Je profite d'un nouveau déplacement - après trois semaines de break, un simple aller-retour en région parisienne - pour gratter quelques mots. Un trajet aller plutôt tranquille en dépit des prévisions d'opérations escargots paralysantes, si l'on excepte l'oiseau qui a eu la riche idée de venir mourir violemment sur mon pare-brise. L'occasion d'écouter un peu de musique, miettes indirectes de ce Hellfest que je dois toujours vous conter... Car oui, ce qui est bien avec un festival - quel que soit son objet - c'est autant ce qu'on y découvre en live, que ce qu'on y découvre de façon indirecte. En discutant avec des amis, des musiciens, des inconnus... ou en feuilletant un vieux Metallian, proposé au bar artiste comme dans une version destroy de la salle d'attente de votre médecin traitant (plus jeune, j'ai toujours préféré celles de mes coiffeurs et leurs Newlook). C'est ainsi que je suis tombé sur une brève traitant de Gallhammer, trio nippon de donzelles pratiquant du Doom Metal. Ni une ni deux, je me suis rué à mon retour sur le site de Peaceville (leur label) pour m'approprier leur discographie. Et quelle merveille que ce groupe insolite ! Pas du goût de tout le monde à mon avis, mais le râle de la belle Vivian Slaughter possède un charme étonnant, surtout sur des morceaux aussi joliment construits, dans leur inertie, que At the Onset on the Age of Despair (tout est dans le titre) et SLOG. Pour les amateurs : ruez vous sur l'excellent DVD Ruin of a Church, visionné d'un œil ce WE en triant des tickets de péage (véridique).
Autre compagnon de route, le premier opus d'Avenged Sevenfold, Sounding the Seventh Trumpet. Aussi bon cet album soit-il, je le trouve nettement moins réussi que le dernier, n'en déplaise aux puristes qui crient à la trahison. Car tout le talent du groupe réside à mes yeux dans sa faculté à faire du metal potentiellement FM, du vrai. Avec un côté pop, pas mal de côtés core, des guitares à pleurer, et même des voix d'enfants. Et côté voix, pour autant que j'aime les braillards, M. Shadows est bien plus impressionnant quand il chante.
Pour le reste de la semaine, c'est du train-train, mais pas vraiment : le boulot est le même, mais le cadre a changé puisque nous avons investi notre local! J'ai encore un peu trop de paperasse pour vraiment en profiter, mais je suis quand même vraiment enthousiaste. Et Béa aussi.

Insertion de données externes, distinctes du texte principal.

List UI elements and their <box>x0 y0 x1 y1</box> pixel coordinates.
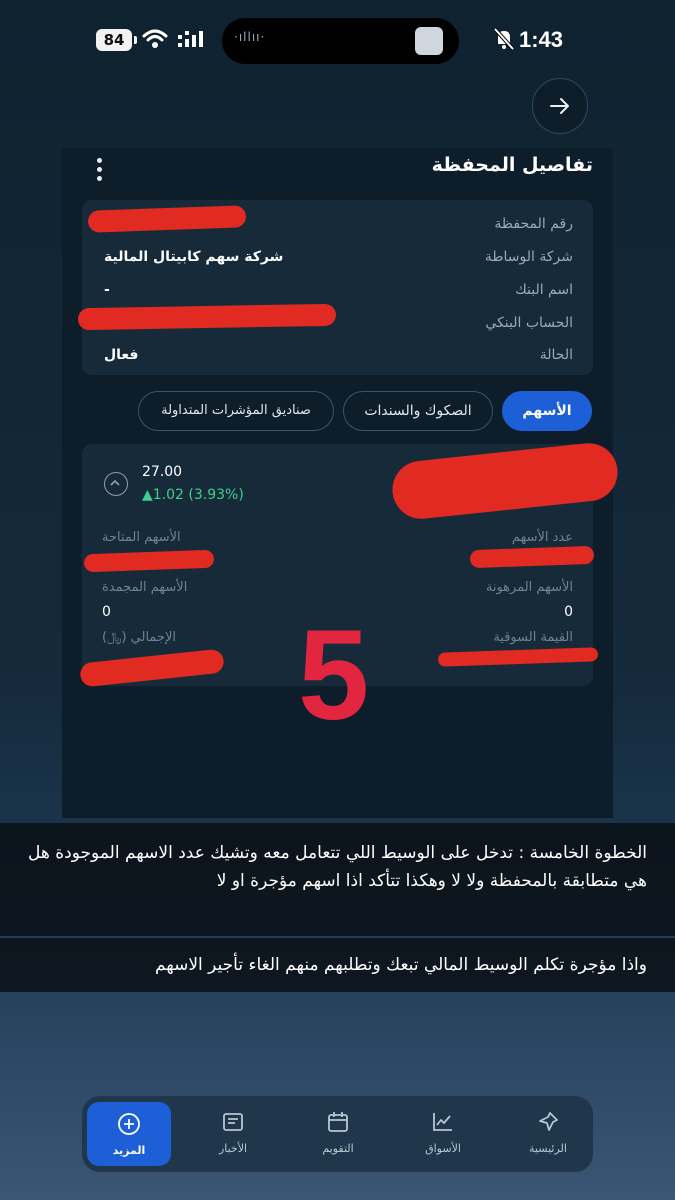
more-options-icon[interactable] <box>92 156 106 182</box>
stock-change: ▲1.02 (3.93%) <box>142 487 244 503</box>
pledged-shares-label: الأسهم المرهونة <box>485 580 573 595</box>
step-number: 5 <box>298 604 370 747</box>
nav-more[interactable]: المزيد <box>87 1102 171 1166</box>
wifi-icon <box>142 29 168 48</box>
bottom-navigation: الرئيسية الأسواق التقويم الأخبار المزيد <box>82 1096 593 1172</box>
battery-indicator: 84 <box>96 29 137 51</box>
news-icon <box>223 1113 243 1131</box>
frozen-shares-label: الأسهم المجمدة <box>102 580 188 595</box>
tab-etfs[interactable]: صناديق المؤشرات المتداولة <box>138 391 334 431</box>
frozen-shares-value: 0 <box>102 604 111 620</box>
arrow-right-icon <box>550 98 569 114</box>
signal-icon <box>178 31 203 47</box>
available-shares-label: الأسهم المتاحة <box>102 530 181 545</box>
back-button[interactable] <box>532 78 588 134</box>
nav-news[interactable]: الأخبار <box>188 1096 278 1172</box>
audio-waveform-icon: ·ıllıı· <box>234 30 266 44</box>
expand-chevron-icon[interactable] <box>104 472 128 496</box>
pledged-shares-value: 0 <box>564 604 573 620</box>
home-icon <box>539 1112 558 1131</box>
dynamic-island: ·ıllıı· <box>222 18 459 64</box>
bank-name-value: - <box>104 282 110 298</box>
tab-sukuk-bonds[interactable]: الصكوك والسندات <box>343 391 493 431</box>
bank-name-label: اسم البنك <box>515 282 573 298</box>
silent-bell-icon <box>494 28 514 50</box>
market-value-label: القيمة السوقية <box>493 630 573 645</box>
status-value: فعال <box>104 347 139 363</box>
clock: 1:43 <box>519 27 564 52</box>
total-label: الإجمالي (﷼) <box>102 630 177 645</box>
tab-stocks[interactable]: الأسهم <box>502 391 592 431</box>
page-title: تفاصيل المحفظة <box>431 154 593 176</box>
app-thumbnail-icon <box>415 27 443 55</box>
portfolio-number-label: رقم المحفظة <box>494 216 573 232</box>
brokerage-value: شركة سهم كابيتال المالية <box>104 249 284 265</box>
nav-markets[interactable]: الأسواق <box>398 1096 488 1172</box>
nav-calendar[interactable]: التقويم <box>293 1096 383 1172</box>
nav-home[interactable]: الرئيسية <box>503 1096 593 1172</box>
plus-icon <box>118 1113 140 1135</box>
caption-followup-instruction: واذا مؤجرة تكلم الوسيط المالي تبعك وتطلب… <box>0 938 675 992</box>
redaction-mark <box>77 303 337 331</box>
stock-price: 27.00 <box>142 464 183 480</box>
calendar-icon <box>328 1112 348 1132</box>
shares-count-label: عدد الأسهم <box>511 530 573 545</box>
caption-step-instruction: الخطوة الخامسة : تدخل على الوسيط اللي تت… <box>0 823 675 936</box>
status-label: الحالة <box>539 347 573 363</box>
chart-icon <box>433 1113 452 1131</box>
status-bar: 84 ·ıllıı· 1:43 <box>0 0 675 80</box>
brokerage-label: شركة الوساطة <box>484 249 573 265</box>
bank-account-label: الحساب البنكي <box>485 315 573 331</box>
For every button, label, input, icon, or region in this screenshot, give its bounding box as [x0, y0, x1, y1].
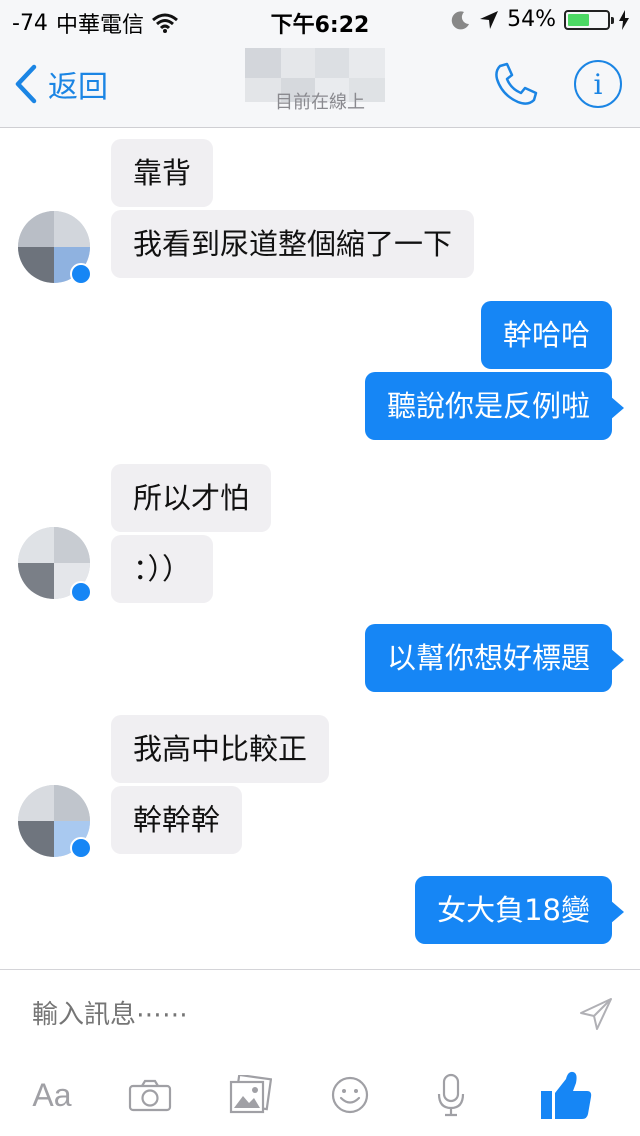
back-button[interactable]: 返回 [14, 62, 108, 106]
status-bar: -74 中華電信 下午6:22 54% [0, 0, 640, 40]
composer-toolbar: Aa [0, 1070, 640, 1120]
messenger-badge-icon [70, 837, 92, 859]
gallery-icon [229, 1075, 272, 1114]
moon-icon [451, 10, 470, 29]
like-button[interactable] [538, 1070, 594, 1120]
back-chevron-icon [15, 64, 37, 104]
location-arrow-icon [480, 10, 499, 29]
info-icon: i [593, 67, 603, 101]
incoming-message[interactable]: ：）） [111, 535, 214, 603]
presence-status: 目前在線上 [275, 92, 365, 113]
incoming-message[interactable]: 我看到尿道整個縮了一下 [111, 210, 475, 278]
info-button[interactable]: i [574, 60, 622, 108]
like-icon [541, 1071, 592, 1119]
voice-message-button[interactable] [436, 1070, 466, 1120]
emoji-button[interactable] [330, 1070, 370, 1120]
outgoing-message[interactable]: 以幫你想好標題 [364, 624, 625, 692]
send-icon[interactable] [578, 996, 614, 1032]
back-label: 返回 [48, 70, 108, 105]
message-thread[interactable]: 靠背 我看到尿道整個縮了一下 幹哈哈 聽說你是反例啦 所以才怕 ：）） 以幫你想… [0, 129, 640, 969]
incoming-message[interactable]: 所以才怕 [111, 464, 272, 532]
status-right: 54% [451, 7, 630, 32]
photo-gallery-button[interactable] [228, 1070, 272, 1120]
charging-icon [619, 9, 629, 30]
message-input[interactable] [32, 998, 572, 1032]
battery-percent: 54% [507, 7, 556, 32]
outgoing-message[interactable]: 聽說你是反例啦 [364, 372, 625, 440]
microphone-icon [437, 1073, 465, 1117]
incoming-message[interactable]: 幹幹幹 [111, 786, 243, 854]
text-format-button[interactable]: Aa [26, 1070, 78, 1120]
incoming-message[interactable]: 靠背 [111, 139, 214, 207]
incoming-message[interactable]: 我高中比較正 [111, 715, 330, 783]
battery-fill [568, 13, 589, 26]
messenger-badge-icon [70, 263, 92, 285]
outgoing-message[interactable]: 女大負18變 [415, 876, 624, 944]
call-button[interactable] [490, 60, 540, 110]
composer: Aa [0, 969, 640, 1136]
emoji-icon [331, 1076, 369, 1114]
outgoing-message[interactable]: 幹哈哈 [480, 301, 612, 369]
phone-icon [495, 62, 538, 105]
nav-bar: 返回 目前在線上 i [0, 40, 640, 128]
battery-icon [564, 9, 614, 30]
camera-icon [128, 1079, 172, 1112]
messenger-badge-icon [70, 581, 92, 603]
camera-button[interactable] [128, 1070, 172, 1120]
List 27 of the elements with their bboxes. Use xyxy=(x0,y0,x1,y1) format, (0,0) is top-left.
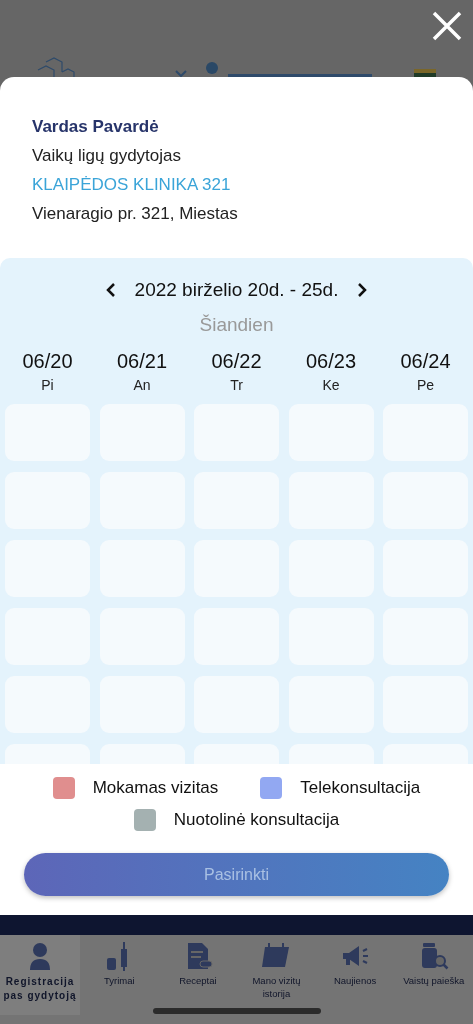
day-weekday: An xyxy=(133,377,151,393)
day-date: 06/20 xyxy=(22,350,73,373)
doctor-name: Vardas Pavardė xyxy=(32,117,160,137)
day-date: 06/22 xyxy=(211,350,262,373)
doctor-specialty: Vaikų ligų gydytojas xyxy=(32,146,182,166)
tab-bar-item[interactable]: Mano vizitų istorija xyxy=(237,935,316,1015)
chevron-right-icon xyxy=(356,282,369,298)
tab-bar-item[interactable]: Tyrimai xyxy=(80,935,159,1015)
clinic-name: KLAIPĖDOS KLINIKA 321 xyxy=(32,175,232,195)
today-link[interactable]: Šiandien xyxy=(199,314,274,336)
day-date: 06/24 xyxy=(400,350,451,373)
day-weekday: Pi xyxy=(41,377,54,393)
legend-label: Nuotolinė konsultacija xyxy=(173,810,340,830)
legend-label: Telekonsultacija xyxy=(300,778,421,798)
day-date: 06/23 xyxy=(305,350,357,373)
chevron-left-icon xyxy=(104,282,117,298)
day-weekday: Tr xyxy=(230,377,243,393)
tab-bar-item[interactable]: Registracija pas gydytoją xyxy=(0,935,80,1015)
day-weekday: Ke xyxy=(322,377,340,393)
day-date: 06/21 xyxy=(116,350,168,373)
clinic-address: Vienaragio pr. 321, Miestas xyxy=(32,204,239,224)
tab-bar-item[interactable]: Vaistų paieška xyxy=(394,935,473,1015)
date-range: 2022 birželio 20d. - 25d. xyxy=(134,279,339,301)
tab-bar-item[interactable]: Naujienos xyxy=(315,935,395,1015)
close-button[interactable] xyxy=(431,10,463,42)
legend-label: Mokamas vizitas xyxy=(92,778,219,798)
day-weekday: Pe xyxy=(416,377,435,393)
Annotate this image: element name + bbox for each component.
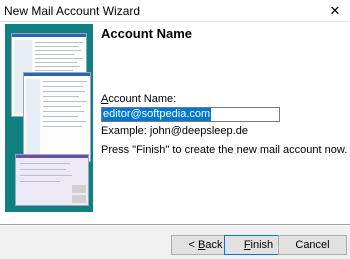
close-icon[interactable]: ✕ [320, 0, 350, 22]
account-name-label: Account Name: [101, 93, 176, 105]
instruction-text: Press "Finish" to create the new mail ac… [101, 144, 348, 156]
footer-separator [0, 224, 350, 226]
finish-mnemonic: F [243, 239, 251, 251]
page-heading: Account Name [101, 26, 193, 41]
finish-text: inish [250, 239, 274, 251]
example-text: Example: john@deepsleep.de [101, 125, 248, 137]
wizard-side-image [5, 24, 93, 212]
wizard-content: Account Name Account Name: editor@softpe… [0, 22, 350, 224]
window-title: New Mail Account Wizard [4, 4, 141, 18]
app-screenshot-middle [23, 72, 91, 162]
back-text: ack [205, 239, 223, 251]
title-bar: New Mail Account Wizard ✕ [0, 0, 350, 22]
back-prefix: < [188, 239, 198, 251]
account-label-text: ccount Name: [108, 93, 177, 105]
account-name-value: editor@softpedia.com [102, 108, 212, 121]
app-screenshot-front [15, 154, 89, 206]
account-name-input[interactable]: editor@softpedia.com [101, 107, 280, 122]
cancel-button[interactable]: Cancel [278, 235, 347, 255]
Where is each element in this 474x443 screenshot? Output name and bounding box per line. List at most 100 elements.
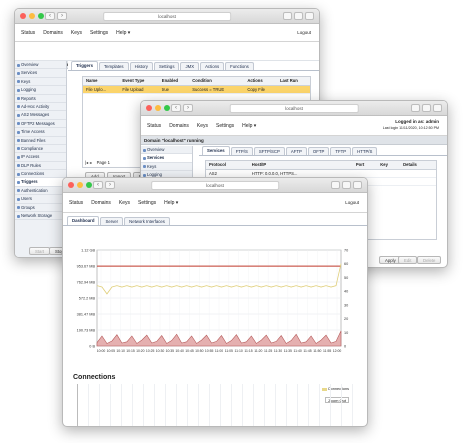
- column-header-details[interactable]: Details: [400, 161, 436, 170]
- column-header-condition[interactable]: Condition: [189, 77, 245, 86]
- table-row[interactable]: AS2 HTTP: 0.0.0.0, HTTPS...: [206, 169, 436, 178]
- tab-network-interfaces[interactable]: Network Interfaces: [124, 217, 170, 225]
- menu-help[interactable]: Help ▾: [116, 30, 130, 36]
- menu-settings[interactable]: Settings: [90, 30, 108, 36]
- url-bar[interactable]: localhost: [229, 104, 359, 113]
- tab-dashboard[interactable]: Dashboard: [67, 216, 100, 225]
- y-left-tick-label: 572.2 MB: [79, 297, 96, 301]
- tab-triggers[interactable]: Triggers: [71, 61, 98, 70]
- column-header-event-type[interactable]: Event Type: [119, 77, 159, 86]
- tab-aftp[interactable]: AFTP: [285, 147, 307, 155]
- triggers-table: Name Event Type Enabled Condition Actions Las…: [83, 77, 310, 94]
- sidebar-item-time-access[interactable]: Time Access: [15, 128, 66, 137]
- sidebar-item-overview[interactable]: Overview: [141, 146, 192, 155]
- x-tick-label: 11:25: [264, 349, 272, 353]
- window-controls[interactable]: [68, 182, 92, 188]
- logout-link[interactable]: Logout: [297, 30, 311, 36]
- tab-tftp[interactable]: TFTP: [330, 147, 352, 155]
- x-tick-label: 10:25: [146, 349, 155, 353]
- column-header-protocol[interactable]: Protocol: [206, 161, 249, 170]
- toolbar-icons[interactable]: [331, 181, 362, 189]
- pager[interactable]: |◂ ◂ Page 1: [85, 160, 110, 165]
- sidebar-item-network-storage[interactable]: Network Storage: [15, 212, 66, 221]
- table-cell: [400, 177, 436, 186]
- nav-buttons[interactable]: ‹ ›: [171, 104, 193, 112]
- y-left-tick-label: 953.67 MB: [77, 265, 96, 269]
- tab-settings[interactable]: Settings: [153, 62, 180, 70]
- tab-server[interactable]: Server: [100, 217, 124, 225]
- tab-functions[interactable]: Functions: [225, 62, 254, 70]
- column-header-last-run[interactable]: Last Run: [276, 77, 310, 86]
- nav-buttons[interactable]: ‹ ›: [93, 181, 115, 189]
- sidebar-item-authentication[interactable]: Authentication: [15, 187, 66, 196]
- menu-domains[interactable]: Domains: [169, 123, 189, 129]
- tab-ftp-s[interactable]: FTP/S: [230, 147, 253, 155]
- connections-chart: Connections Zoom Out: [77, 384, 357, 426]
- sidebar-item-ad-hoc-activity[interactable]: Ad-Hoc Activity: [15, 103, 66, 112]
- menu-settings[interactable]: Settings: [216, 123, 234, 129]
- sidebar-item-keys[interactable]: Keys: [15, 78, 66, 87]
- top-menu: Status Domains Keys Settings Help ▾ Logg…: [141, 116, 447, 136]
- sidebar-item-keys[interactable]: Keys: [141, 163, 192, 172]
- sidebar-item-logging[interactable]: Logging: [15, 86, 66, 95]
- tab-oftp[interactable]: OFTP: [307, 147, 330, 155]
- sidebar-item-dlp-rules[interactable]: DLP Rules: [15, 162, 66, 171]
- start-button[interactable]: Start: [29, 247, 51, 255]
- sidebar-item-ip-access[interactable]: IP Access: [15, 153, 66, 162]
- menu-help[interactable]: Help ▾: [242, 123, 256, 129]
- pager-first-icon[interactable]: |◂ ◂: [85, 160, 91, 165]
- sidebar-item-reports[interactable]: Reports: [15, 95, 66, 103]
- menu-status[interactable]: Status: [69, 200, 83, 206]
- sidebar-item-services[interactable]: Services: [15, 69, 66, 78]
- column-header-host-ip[interactable]: Host/IP: [248, 161, 353, 170]
- sidebar-item-triggers[interactable]: Triggers: [15, 178, 66, 187]
- url-bar[interactable]: localhost: [103, 12, 231, 21]
- sidebar-item-as2-messages[interactable]: AS2 Messages: [15, 111, 66, 120]
- tab-actions[interactable]: Actions: [200, 62, 225, 70]
- menu-status[interactable]: Status: [21, 30, 35, 36]
- y-right-tick-label: 20: [344, 317, 348, 321]
- tab-bar: Services FTP/S SFTP/SCP AFTP OFTP TFTP HTTP/S: [199, 146, 447, 156]
- sidebar-item-users[interactable]: Users: [15, 195, 66, 204]
- tab-templates[interactable]: Templates: [98, 62, 129, 70]
- column-header-port[interactable]: Port: [352, 161, 378, 170]
- sidebar-item-groups[interactable]: Groups: [15, 204, 66, 213]
- column-header-enabled[interactable]: Enabled: [158, 77, 190, 86]
- menu-keys[interactable]: Keys: [71, 30, 82, 36]
- window-controls[interactable]: [146, 105, 170, 111]
- delete-button[interactable]: Delete: [417, 256, 442, 264]
- toolbar-icons[interactable]: [283, 12, 314, 20]
- logout-link[interactable]: Logout: [345, 200, 359, 206]
- tab-sftp-scp[interactable]: SFTP/SCP: [253, 147, 285, 155]
- menu-domains[interactable]: Domains: [91, 200, 111, 206]
- menu-domains[interactable]: Domains: [43, 30, 63, 36]
- column-header-actions[interactable]: Actions: [244, 77, 277, 86]
- menu-status[interactable]: Status: [147, 123, 161, 129]
- toolbar-icons[interactable]: [411, 104, 442, 112]
- tab-jmx[interactable]: JMX: [180, 62, 200, 70]
- menu-keys[interactable]: Keys: [197, 123, 208, 129]
- menu-settings[interactable]: Settings: [138, 200, 156, 206]
- y-right-tick-label: 50: [344, 276, 348, 280]
- tab-http-s[interactable]: HTTP/S: [352, 147, 378, 155]
- tab-history[interactable]: History: [129, 62, 153, 70]
- sidebar-item-services[interactable]: Services: [141, 154, 192, 163]
- edit-button[interactable]: Edit: [398, 256, 418, 264]
- menu-help[interactable]: Help ▾: [164, 200, 178, 206]
- url-bar[interactable]: localhost: [151, 181, 279, 190]
- sidebar-item-banned-files[interactable]: Banned Files: [15, 137, 66, 145]
- y-right-tick-label: 10: [344, 331, 348, 335]
- x-tick-label: 10:35: [166, 349, 175, 353]
- window-controls[interactable]: [20, 13, 44, 19]
- nav-buttons[interactable]: ‹ ›: [45, 12, 67, 20]
- sidebar-item-overview[interactable]: Overview: [15, 61, 66, 70]
- column-header-key[interactable]: Key: [377, 161, 401, 170]
- tab-bar: Triggers Templates History Settings JMX Actio…: [68, 61, 319, 71]
- tab-services[interactable]: Services: [202, 146, 230, 155]
- column-header-name[interactable]: Name: [83, 77, 120, 86]
- menu-keys[interactable]: Keys: [119, 200, 130, 206]
- table-row[interactable]: File Uplo... File Upload true Success = TRU…: [83, 85, 310, 94]
- sidebar-item-oftp2-messages[interactable]: OFTP2 Messages: [15, 120, 66, 129]
- sidebar-item-compliance[interactable]: Compliance: [15, 145, 66, 154]
- sidebar-item-connections[interactable]: Connections: [15, 170, 66, 179]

Un peu d'images tout de même pour terminer : nous avons enfin regardé le World Trade Center d'Oliver Stone hier soir. Film d'une retenue étonnante, synecdoque singulière d'une catastrophe contemporaine, qui nous rappelle combien la douleur se prolonge au-delà de l'impact. Pour le coup, c'est une réussite bien pensée, pudique et respectueuse. Même si les gravats et Maggie Gyllenhaal volent la vedette à Nicolas Cage.